Even with all this playing catch-up, Hermiston found time to plan its growth. The city designed its Urban Growth Boundary and comprehensive plan in 1965, seven years before a state requirement kicked in.

“It was a lot of fun,” Harper said. “Boy, we were busy people.”

The depot continued to provide substantial employment but it dwindled in the 1960s, Harkenrider said. The city’s continued efforts to diversify its economy blunted the impact of the job losses.

The employment continued to fluctuate depending on the Army’s needs. The number of jobs dropped dramatically to about 170 after the depot destroyed the last of its conventional weapons in 1994, but recovered in 1997 when groundbreaking began on structures for storing chemical munitions.

The depot plans to finish disposing of its chemical weapons around 2009-2010. Under that timeline, the Army would dismantle the depot and clean the property around 2012-2015.

Brookshier spoke optimistically about life after the depot.
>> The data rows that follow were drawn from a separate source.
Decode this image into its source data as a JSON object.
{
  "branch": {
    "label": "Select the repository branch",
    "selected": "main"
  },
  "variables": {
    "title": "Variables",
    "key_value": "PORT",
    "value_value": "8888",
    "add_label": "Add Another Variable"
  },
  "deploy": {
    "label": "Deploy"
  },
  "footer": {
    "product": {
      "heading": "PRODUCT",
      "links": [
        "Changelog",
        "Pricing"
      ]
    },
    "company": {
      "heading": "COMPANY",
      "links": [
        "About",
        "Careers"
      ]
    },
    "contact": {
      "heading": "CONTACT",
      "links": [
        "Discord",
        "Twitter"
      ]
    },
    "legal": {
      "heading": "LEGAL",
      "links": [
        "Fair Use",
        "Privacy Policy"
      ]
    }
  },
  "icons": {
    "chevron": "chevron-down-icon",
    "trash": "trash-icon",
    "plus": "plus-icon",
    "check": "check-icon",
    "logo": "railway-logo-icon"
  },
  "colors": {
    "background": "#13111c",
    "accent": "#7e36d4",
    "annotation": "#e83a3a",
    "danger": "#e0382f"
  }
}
“When the time arrives that the process is over out there, I’m very confident that we’ll have a strong enough economy that it won’t have any effect,” Brookshier said. He noted that the depot property could see redevelopment into industrial or other uses.

Hermiston’s growth has been helped by its location as a transportation hub with a freeway, rail lines and shipping on the Columbia River nearby. The city continues to grow today. Construction of a Wal-Mart on the north end of Highway 395 brought in a slew of new chain businesses. Residential growth is accelerating all over town.

“Actually, we’re seeing residential growth in all four quadrants,” Brookshier said. “I don’t expect that that pattern is going to change. I think we’re going to see continued growth in all parts of the city.”

He added, “We’re going to be pushing our Urban Growth Boundary as far as our available land, in my opinion, in the next seven years.”

Harper and Harkenrider said the special mix of the depot, stable businesses, transportation and smart leadership has guided the town’s growth through the last 60 years. They said that shouldn’t change anytime soon.

“Hermiston’s always been a can-do city,” Harkenrider said.